"By today's definition of it, I've done "HEY HI" since I was 20, but we never called it that. We called those algorithms all sorts of other things."One of the most pervasive hype waves at the moment is "AI", which we call "HEY HI" as means of ridicule. We ridicule the term for the most part; it has become utterly ridiculous and it covers just about everything, in the same way "cloud" and "smart" do. By today's definition of it, I've done "HEY HI" since I was 20, but we never called it that. We called those algorithms all sorts of other things. Terms like "machine vision" or "game theory" are a lot more meaningful and descriptive than "HEY HI".
Days ago the UK-IPO and EPO were both pushing "HEY HI" agenda in public. It was about patents rather than "HEY HI". To quote (with buzzword substitution): "Pihlajamaa added that there are three main categories of HEY HI: inventions on HEY HI such as machine learning, inventions which use HEY HI, and inventions created by HEY HI."
Marvelous, gentlemen! Just marvelous!
Where can I buy some HEY HI?
Show me to your HEY HI leader!
These buzzwords for algorithms would be merely cause for amusement and ridicule if they weren't actively used to feed patent trolls with software patents. There's nothing comical about extortion/blackmail leveraging fake patents that are invalid as per the EPC.

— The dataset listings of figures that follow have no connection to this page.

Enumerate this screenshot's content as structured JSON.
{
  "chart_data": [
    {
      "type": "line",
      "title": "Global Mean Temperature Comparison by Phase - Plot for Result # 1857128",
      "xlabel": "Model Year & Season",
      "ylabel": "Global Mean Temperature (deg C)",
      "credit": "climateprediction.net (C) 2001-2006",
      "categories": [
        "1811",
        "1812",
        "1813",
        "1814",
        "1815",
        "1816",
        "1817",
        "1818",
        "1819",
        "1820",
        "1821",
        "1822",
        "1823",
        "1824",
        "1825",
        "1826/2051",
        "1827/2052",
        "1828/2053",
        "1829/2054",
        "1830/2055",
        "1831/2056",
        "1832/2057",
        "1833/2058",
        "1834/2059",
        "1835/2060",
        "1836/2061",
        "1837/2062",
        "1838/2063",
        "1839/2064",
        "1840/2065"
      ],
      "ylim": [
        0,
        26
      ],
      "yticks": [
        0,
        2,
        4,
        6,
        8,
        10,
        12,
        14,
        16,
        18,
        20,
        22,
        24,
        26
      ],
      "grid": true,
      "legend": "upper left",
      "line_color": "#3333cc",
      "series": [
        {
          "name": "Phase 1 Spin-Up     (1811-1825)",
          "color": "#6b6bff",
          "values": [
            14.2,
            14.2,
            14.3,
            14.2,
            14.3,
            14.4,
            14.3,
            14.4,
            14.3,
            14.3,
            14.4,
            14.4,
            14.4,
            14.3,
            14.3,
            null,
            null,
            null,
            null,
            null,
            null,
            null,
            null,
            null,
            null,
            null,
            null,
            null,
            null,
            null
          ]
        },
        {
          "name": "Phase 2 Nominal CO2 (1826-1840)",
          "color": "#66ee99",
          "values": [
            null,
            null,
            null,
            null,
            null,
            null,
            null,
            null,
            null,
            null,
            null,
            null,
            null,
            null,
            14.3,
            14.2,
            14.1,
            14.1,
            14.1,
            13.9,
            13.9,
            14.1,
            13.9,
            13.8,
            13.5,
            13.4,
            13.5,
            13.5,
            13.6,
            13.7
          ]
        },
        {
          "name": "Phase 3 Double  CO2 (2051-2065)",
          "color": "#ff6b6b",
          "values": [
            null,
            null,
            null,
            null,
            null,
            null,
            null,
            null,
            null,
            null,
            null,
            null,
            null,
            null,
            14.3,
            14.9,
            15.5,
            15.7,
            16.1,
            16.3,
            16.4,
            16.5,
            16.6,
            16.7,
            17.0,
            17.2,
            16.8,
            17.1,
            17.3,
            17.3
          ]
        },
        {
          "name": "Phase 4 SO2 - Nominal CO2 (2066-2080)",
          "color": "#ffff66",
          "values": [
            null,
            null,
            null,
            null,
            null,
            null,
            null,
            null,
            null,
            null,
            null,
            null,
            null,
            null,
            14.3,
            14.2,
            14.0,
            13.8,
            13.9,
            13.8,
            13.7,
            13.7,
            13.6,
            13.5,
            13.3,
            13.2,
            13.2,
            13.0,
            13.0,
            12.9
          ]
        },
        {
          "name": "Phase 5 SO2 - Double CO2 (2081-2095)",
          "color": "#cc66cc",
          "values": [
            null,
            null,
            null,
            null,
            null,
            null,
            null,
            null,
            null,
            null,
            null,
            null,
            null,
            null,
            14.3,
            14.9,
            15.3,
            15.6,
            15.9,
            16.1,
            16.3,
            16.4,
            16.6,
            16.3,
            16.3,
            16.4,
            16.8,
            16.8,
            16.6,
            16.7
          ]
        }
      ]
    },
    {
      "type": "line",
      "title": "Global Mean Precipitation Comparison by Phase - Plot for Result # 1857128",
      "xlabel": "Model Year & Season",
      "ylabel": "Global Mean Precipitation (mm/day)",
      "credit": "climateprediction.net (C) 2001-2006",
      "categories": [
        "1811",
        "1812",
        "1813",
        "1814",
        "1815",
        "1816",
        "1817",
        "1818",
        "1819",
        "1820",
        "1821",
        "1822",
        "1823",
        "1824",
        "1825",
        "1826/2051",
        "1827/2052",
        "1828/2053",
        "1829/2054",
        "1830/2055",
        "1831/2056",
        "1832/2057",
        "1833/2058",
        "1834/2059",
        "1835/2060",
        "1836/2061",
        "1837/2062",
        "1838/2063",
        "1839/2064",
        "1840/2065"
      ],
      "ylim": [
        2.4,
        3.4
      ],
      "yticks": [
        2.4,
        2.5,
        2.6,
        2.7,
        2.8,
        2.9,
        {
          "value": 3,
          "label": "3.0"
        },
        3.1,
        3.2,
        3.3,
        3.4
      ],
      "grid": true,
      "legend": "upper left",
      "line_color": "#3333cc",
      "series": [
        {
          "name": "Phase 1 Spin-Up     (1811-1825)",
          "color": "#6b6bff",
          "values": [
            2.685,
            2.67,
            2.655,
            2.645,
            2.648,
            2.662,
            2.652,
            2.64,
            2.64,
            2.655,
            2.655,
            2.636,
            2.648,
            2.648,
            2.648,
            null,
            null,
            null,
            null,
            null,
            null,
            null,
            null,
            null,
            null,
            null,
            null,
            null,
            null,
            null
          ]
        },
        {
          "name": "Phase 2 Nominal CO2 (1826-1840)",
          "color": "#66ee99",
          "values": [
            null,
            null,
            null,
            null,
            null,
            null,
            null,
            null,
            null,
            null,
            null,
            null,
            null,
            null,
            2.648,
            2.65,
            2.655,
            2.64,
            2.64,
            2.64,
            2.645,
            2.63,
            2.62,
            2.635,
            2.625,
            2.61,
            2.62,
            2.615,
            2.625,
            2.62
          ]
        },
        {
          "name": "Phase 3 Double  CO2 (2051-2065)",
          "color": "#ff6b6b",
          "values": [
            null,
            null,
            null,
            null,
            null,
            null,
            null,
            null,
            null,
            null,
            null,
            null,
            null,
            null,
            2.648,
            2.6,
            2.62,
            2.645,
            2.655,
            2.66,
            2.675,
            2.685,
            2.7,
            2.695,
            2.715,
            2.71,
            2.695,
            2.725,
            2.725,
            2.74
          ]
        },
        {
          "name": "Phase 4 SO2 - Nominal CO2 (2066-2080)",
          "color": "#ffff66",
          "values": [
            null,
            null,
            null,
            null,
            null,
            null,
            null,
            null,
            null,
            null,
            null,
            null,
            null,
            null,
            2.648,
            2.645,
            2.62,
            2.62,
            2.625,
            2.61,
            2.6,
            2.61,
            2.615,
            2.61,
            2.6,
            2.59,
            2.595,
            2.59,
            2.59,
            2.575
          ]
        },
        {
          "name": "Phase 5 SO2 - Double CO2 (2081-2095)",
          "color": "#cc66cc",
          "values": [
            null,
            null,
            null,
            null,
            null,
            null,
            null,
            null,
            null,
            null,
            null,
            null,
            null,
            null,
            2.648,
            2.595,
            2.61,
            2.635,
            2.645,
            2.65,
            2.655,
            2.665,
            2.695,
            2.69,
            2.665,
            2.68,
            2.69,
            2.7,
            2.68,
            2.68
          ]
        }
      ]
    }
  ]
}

Articles like the one cited above show a degree of complicity inside the media; there have been lots of these lately from World Intellectual Property Review (WIPR), as we noted days ago. We saw at least four in the past couple of days alone. All about HEY HI! In relation to patents:
The EPO’s discussions on AI with member states have focused on four aspects: patentability, disclosure, persons skilled in the art, and inventorship.
With respect to disclosure, Pihlajamaa said there is concern over ‘black box’ patenting, with inventions in the AI space not being sufficiently disclosed in patent applications.
Pihlajamaa added: “I have seen a lot of new technologies and often, when we talk about new technology, there is a new language created…a new [set of] terminology. It takes some time before there is a general agreement on how we express these different things.
“But, as I hear from examiner colleagues, we are already there. There’s already a lot of common understanding about how to draft patent applications [in the AI technology area].”
Sir Robin Jacob, the Sir Hugh Laddie chair of IP law at University College London, added that patent law will survive the fourth industrial revolution of AI, just as it has survived the first three.
According to Mike Jennings, partner and patent attorney at AA Thornton in London, the European Patent Office (EPO) has provided “very clear” guidance in this respect, particularly for the first of the two-step patentability test for AI applications.